Model Statistics Component

Use the Model Statistics component to generate performance statistics to solve two-class problems for all scenarios (HANA and non-HANA). Visualize and share results in a range of charts. Use the component with the Model Compare component to compare two or more models and discover the best one for a predictive problem.

Calculate Performance Statistics

Model Statistics is a component that calculates performance statistics on datasets that are generated by algorithms. It can do so for two algorithm types, classification and regression. In addition, you can configure the component to generate performance statistics for Train, Validate and Test datasets and selected KPIs.

Two-Class Problems

The component works only with two-class problems. A two-class problem is a business problem with a binary outcome, which means that it classifies the elements of a given dataset into two groups by a classification rule.

One example is in churn modeling for a business with a subscription service. In such a case, the two-class problem is to identify subscribers who will stay with the service, and those who will leave.

Another example is fraud detection at a financial institution, where the two-class problem is to identify which transactions are fraudulent, and which are not.

How To Ensure a Strong Predictive Quality (KI)

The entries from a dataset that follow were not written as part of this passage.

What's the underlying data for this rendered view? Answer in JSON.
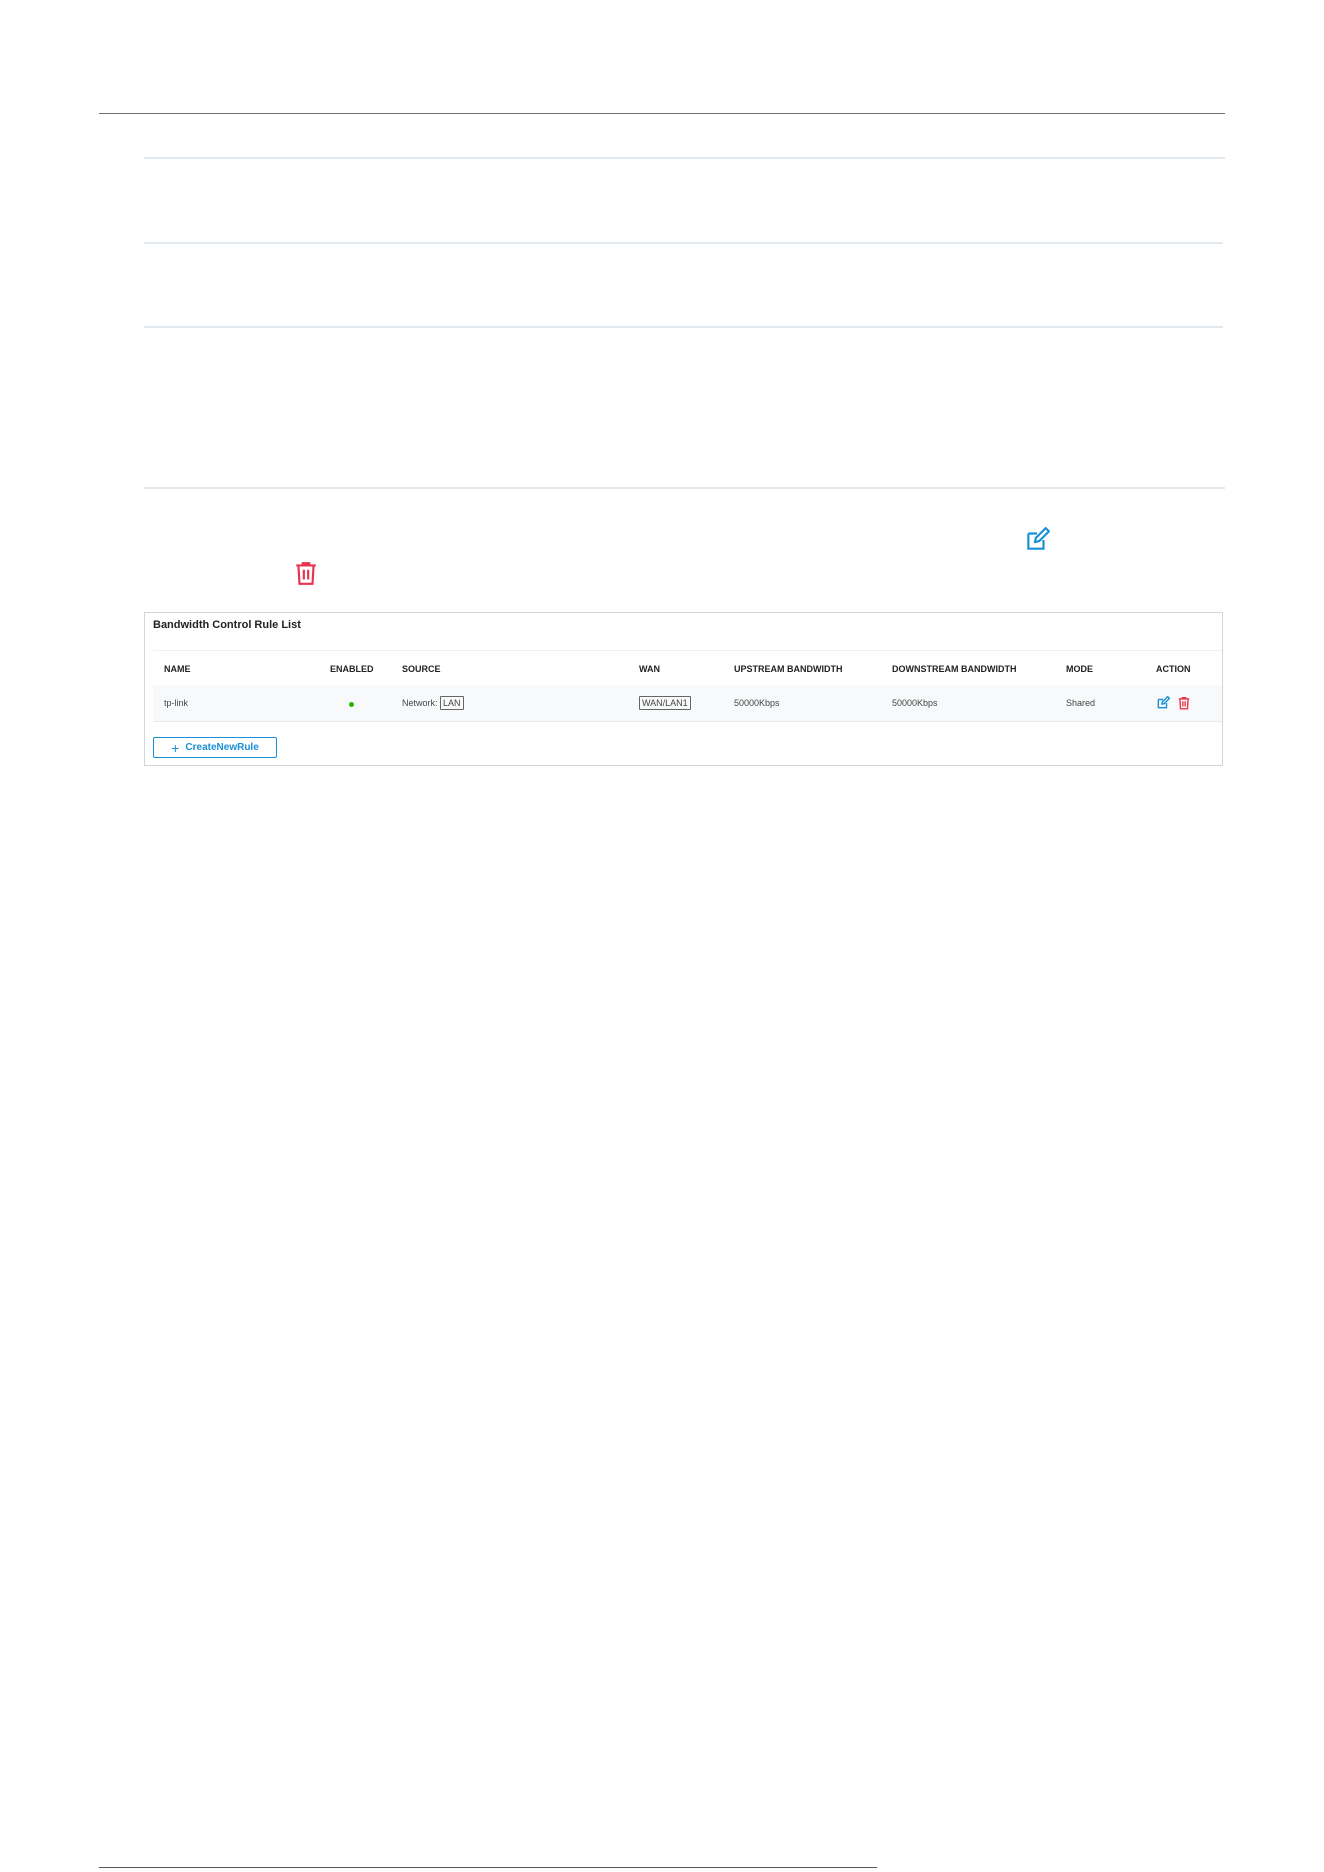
{
  "colors": {
    "accent": "#1890d6",
    "danger": "#e8344e",
    "enabled_dot": "#2db400"
  },
  "icons": {
    "edit": "edit-icon",
    "delete": "trash-icon",
    "add": "plus-icon"
  },
  "panel": {
    "title": "Bandwidth Control Rule List",
    "columns": [
      "NAME",
      "ENABLED",
      "SOURCE",
      "WAN",
      "UPSTREAM BANDWIDTH",
      "DOWNSTREAM BANDWIDTH",
      "MODE",
      "ACTION"
    ],
    "rows": [
      {
        "name": "tp-link",
        "enabled": true,
        "source_prefix": "Network:",
        "source_tag": "LAN",
        "wan": "WAN/LAN1",
        "upstream": "50000Kbps",
        "downstream": "50000Kbps",
        "mode": "Shared"
      }
    ],
    "create_button": "CreateNewRule"
  }
}
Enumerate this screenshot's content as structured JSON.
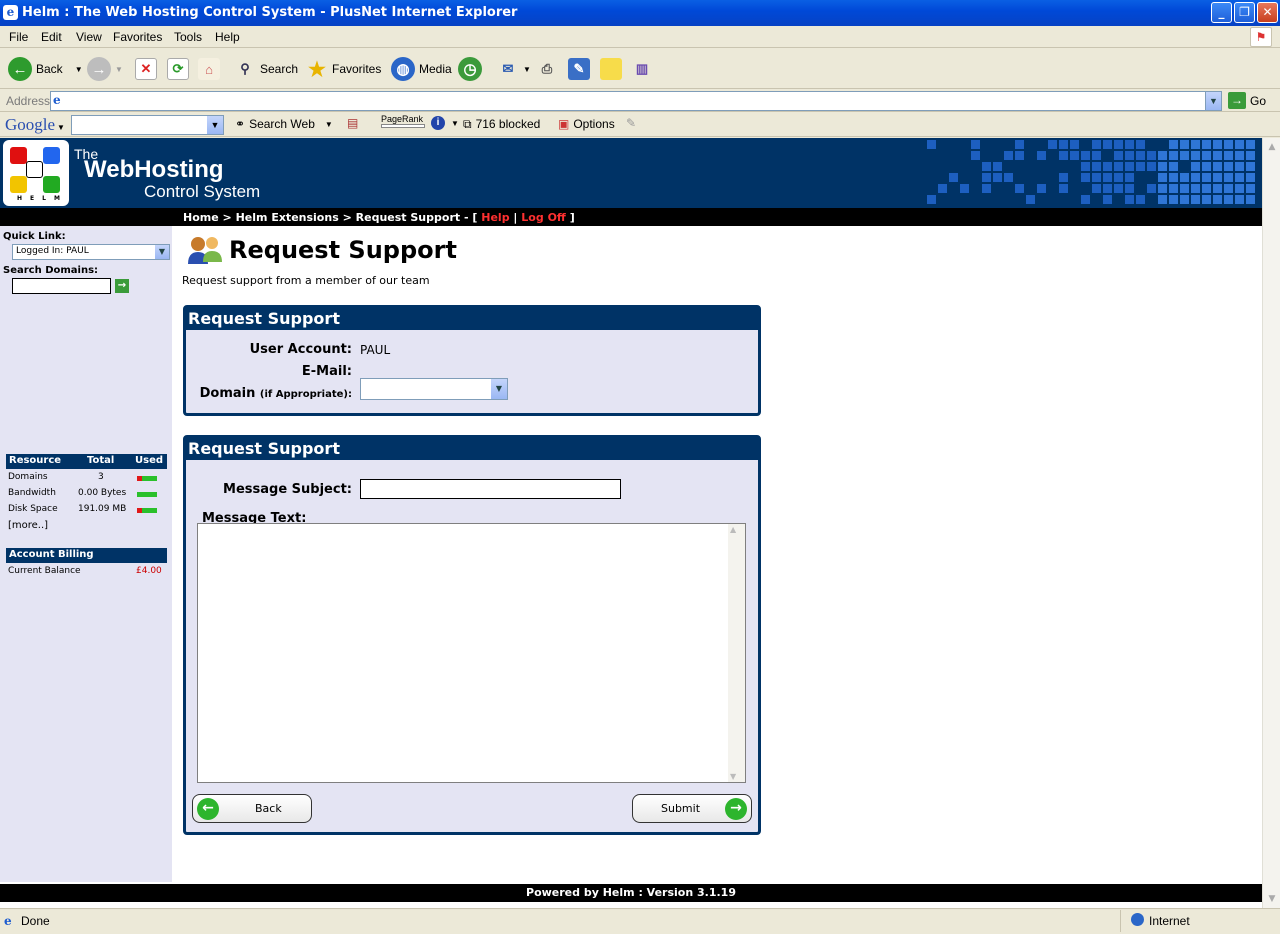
{
  "window": {
    "title": "Helm : The Web Hosting Control System - PlusNet Internet Explorer"
  },
  "menu": [
    "File",
    "Edit",
    "View",
    "Favorites",
    "Tools",
    "Help"
  ],
  "toolbar": {
    "back": "Back",
    "search": "Search",
    "favorites": "Favorites",
    "media": "Media"
  },
  "address": {
    "label": "Address",
    "value": "",
    "go": "Go"
  },
  "googlebar": {
    "logo": "Google",
    "search_web": "Search Web",
    "pagerank": "PageRank",
    "blocked": "716 blocked",
    "options": "Options"
  },
  "brand": {
    "line1": "The",
    "line2": "WebHosting",
    "line3": "Control System",
    "logo_text": "HELM"
  },
  "nav": {
    "home": "Home",
    "sep": ">",
    "extensions": "Helm Extensions",
    "current": "Request Support",
    "dash": "- [",
    "help": "Help",
    "pipe": "|",
    "logoff": "Log Off",
    "close": "]"
  },
  "sidebar": {
    "quick_link_label": "Quick Link:",
    "quick_link_value": "Logged In: PAUL",
    "search_label": "Search Domains:",
    "resources_header": {
      "resource": "Resource",
      "total": "Total",
      "used": "Used"
    },
    "resources": [
      {
        "name": "Domains",
        "total": "3",
        "used_fraction": 0.25
      },
      {
        "name": "Bandwidth",
        "total": "0.00 Bytes",
        "used_fraction": 0.0
      },
      {
        "name": "Disk Space",
        "total": "191.09 MB",
        "used_fraction": 0.25
      }
    ],
    "more": "[more..]",
    "billing_header": "Account Billing",
    "billing": {
      "label": "Current Balance",
      "value": "£4.00"
    }
  },
  "page": {
    "title": "Request Support",
    "subtitle": "Request support from a member of our team"
  },
  "panel1": {
    "title": "Request Support",
    "user_account_label": "User Account:",
    "user_account_value": "PAUL",
    "email_label": "E-Mail:",
    "email_value": "",
    "domain_label": "Domain",
    "domain_hint": "(if Appropriate):",
    "domain_value": ""
  },
  "panel2": {
    "title": "Request Support",
    "subject_label": "Message Subject:",
    "subject_value": "",
    "text_label": "Message Text:",
    "text_value": "",
    "back_button": "Back",
    "submit_button": "Submit"
  },
  "footer": "Powered by Helm  :  Version 3.1.19",
  "status": {
    "left": "Done",
    "zone": "Internet"
  },
  "colors": {
    "helm_navy": "#003366",
    "panel_bg": "#e4e4f3",
    "nav_red": "#ff3030",
    "balance_red": "#cc0000",
    "xp_blue": "#0049d8"
  }
}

You must ensure that the predictive quality (Ki) of the model is strong. For example, if the Ki is zero, it means that the model is not trained well and inspires no confidence, since it is equivalent essentially to a random model.

The Ki is directly linked to the amount of information available to predict the target. Therefore, you can improve the KI by increasing the number of useful variables in the model in the following ways:

  • Use all variables available.
  • Use your domain knowledge to find other sources of information.
  • Build variables from the existing ones with data manipulations.
  • Use combination of variables by increasing the polynomial degree.
Charts in Model Statistics

You can generate and share charts for classification and regression algorithms in the Model Statistics component. The charts visualize the performance of Classification and Regression algorithms.

Classification charts:
  • Gain(Profit): Visualizes the gain or profit that is realized by the model based on a percentage of the target population selection. On the chart the y-axis shows Gain/profit and x-axis shows the Percentage.
  • Lift: Visualizes the amount of lift the trained model gives as compared to a random model. It allows examination of the difference between a perfect model, a random model and the model created. On the chart the y-axis shows Lift profit and x-axis displays the Percentage.
  • Standardized (KS): Visualizes the distance between the distribution functions of the two classes in binary classification (for example, Class 1 and Class 0). The score that generates the greatest separability between the functions is considered the threshold value for accepting or rejecting the target. The measure of seperability defines how well the model is able to distinguish between the records of two classes. If there are minor deviations in the input data, the model should still be able to identify these patterns and diiferentiate between the two. In this way, seperability is a metric of how good the model is; the greater the seperability, the greater the model. Note that the predictive model producing the greatest amount of separability between the two distributions is considered the superior model.
  • Receiving Operating Characteristic (ROC): Visualizes the ROC curve, which is generated by plotting the true positive rate (or sensitivity) at various threshold settings against the false positive rate (or the fall-out; calculated as 1 - specificity). The ROC curve is used to derive the metric, Area Under the Curve (AUC). On the chart, the y-axis shows Sensitivity, and X-axis displays Specificity.
Regression chart:
  • Model Accuracy: Visualizes how many records were correctly predicted in comparison to the actual target values.
Interaction with the Model Compare Component

You can use the Model Statistics component with the Model Compare component to learn the best algorithm for your predictive problem. First the Model Statistics component calculates the performance statistics for either classification or regression algorithm types. After which, the Model Compare component compares the calculated performance statistics to pick the best algorithm of those run at execution.

Note that when you change configurations in the Model Statistics component, it affects the Model Compare component.

In rendering the charts when interacting with Model Compare, the Model Statistics component overlays the partitions atop each and displays different results per partition. The Model Compare component does the same because both components use the same data. Therefore, you should ensure that you configure the KPIs for both exactly the same.

Interaction with the Partition Component

When the Partition component is included before the Model Statistics component in an analysis chain, you receive the option to use three different partitions: Train, Test and Validate. If the Partition component is not included, the Model Statistics component displays a set of statistics and charts for the Train partition only.